Ordinato segretamente nel 2014, il vescovo Peng ha sofferto molto – è stato anche in prigione – proprio per il mancato riconoscimento da parte delle autorità cinesi. La Santa Sede ha sottolineato più volte l’anomalia di vescovi non riconosciuti e lo ha fatto con grande chiarezza in particolare Benedetto XVI nella Lettera ai cattolici cinesi del 2007. Ma il percorso verso il loro riconoscimento si è rivelato subito accidentato, a cominciare da opposte interpretazioni di quella Lettera, su cui solo nel tempo la Santa Sede ha potuto fare chiarezza. Uno dei problemi è costituito dalla questione apparentemente secondaria dei confini delle diocesi, presente anche in altri Paesi, ma che qui assume risvolti particolari. Com’è noto, anche oggi un gran numero di vescovi sono non residenziali ma titolari: la loro sede episcopale, cioè, non corrisponde più a una Chiesa locale. Viceversa, esistono grandi agglomerati urbani privi di vescovo perché non (ancora) riconosciuti come diocesi. In genere la Chiesa si comporta con prudenza e saggezza e cerca di far coincidere le diocesi con realtà urbane oggi vitali. In questo adattamento, tiene generalmente conto anche delle esigenze degli Stati che premono perché i confini delle diocesi coincidano con quelli delle unità amministrative (Comuni, Province, Regioni). In Cina tale problema è particolarmente acuto.
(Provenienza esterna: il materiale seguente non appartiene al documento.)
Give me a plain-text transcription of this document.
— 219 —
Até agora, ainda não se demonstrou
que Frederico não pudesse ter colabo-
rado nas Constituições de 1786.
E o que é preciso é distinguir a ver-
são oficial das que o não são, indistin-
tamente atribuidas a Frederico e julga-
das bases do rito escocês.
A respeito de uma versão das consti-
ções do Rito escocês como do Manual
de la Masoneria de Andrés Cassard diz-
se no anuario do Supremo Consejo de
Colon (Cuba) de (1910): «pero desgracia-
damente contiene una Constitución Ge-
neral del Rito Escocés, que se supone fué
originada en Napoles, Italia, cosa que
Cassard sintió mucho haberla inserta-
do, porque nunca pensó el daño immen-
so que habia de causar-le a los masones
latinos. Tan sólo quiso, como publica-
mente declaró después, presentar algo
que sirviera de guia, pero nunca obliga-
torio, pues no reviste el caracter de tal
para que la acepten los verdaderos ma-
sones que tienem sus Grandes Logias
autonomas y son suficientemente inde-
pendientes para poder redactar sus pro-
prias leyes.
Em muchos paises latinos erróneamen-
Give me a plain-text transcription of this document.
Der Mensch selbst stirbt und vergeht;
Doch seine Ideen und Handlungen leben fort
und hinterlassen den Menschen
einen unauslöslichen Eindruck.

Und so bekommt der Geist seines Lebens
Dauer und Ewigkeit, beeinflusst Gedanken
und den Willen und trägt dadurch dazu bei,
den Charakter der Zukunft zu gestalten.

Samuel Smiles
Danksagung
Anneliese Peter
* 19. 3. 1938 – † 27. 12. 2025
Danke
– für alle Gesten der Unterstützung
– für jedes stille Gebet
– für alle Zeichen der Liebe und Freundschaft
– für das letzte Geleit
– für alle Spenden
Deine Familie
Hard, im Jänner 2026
Il suo sviluppo, infatti, è stato molto rapido e tumultuoso e la sua realtà – economica, sociale, urbanistica – è oggi profondamente diversa da quella del 1946.

La geografia delle diocesi, invece, fotografa ancora la realtà di allora: dopo la rivoluzione del 1949 infatti non è stato più possibile mettere mano al problema. Si tratta di questioni che non pongono insormontabili problemi di principio e possono essere risolte con il dialogo e la collaborazione. Che però in questo caso sono mancati. Peng è vescovo di Yujiang, ma è stato installato ufficialmente come ausiliare di Jangxi, una grande provincia cinese che per la Santa Sede non è una diocesi.

Non è una questione formale: a Yujiang c’è una comunità di cattolici che oggi si interroga su come questo riconoscimento cambi la sua collocazione. C’è il rischio insomma di alimentare divisioni e incomprensioni. Il comunicato della Santa Sede sottolinea il ruolo svolto dalle autorità locali non conforme al dialogo in corso con il governo di Pechino e all’Accordo sino-vaticano. E conclude auspicando che non si ripetano più simili episodi, riaffermando però la sua disponibilità a continuare un dialogo rispettoso. La Santa Sede, insomma, ha stigmatizzato con fermezza questo episodio, ribadendo però la ferma volontà di continuare sulla strada aperta dall’Accordo del 2018, rinnovato il mese scorso.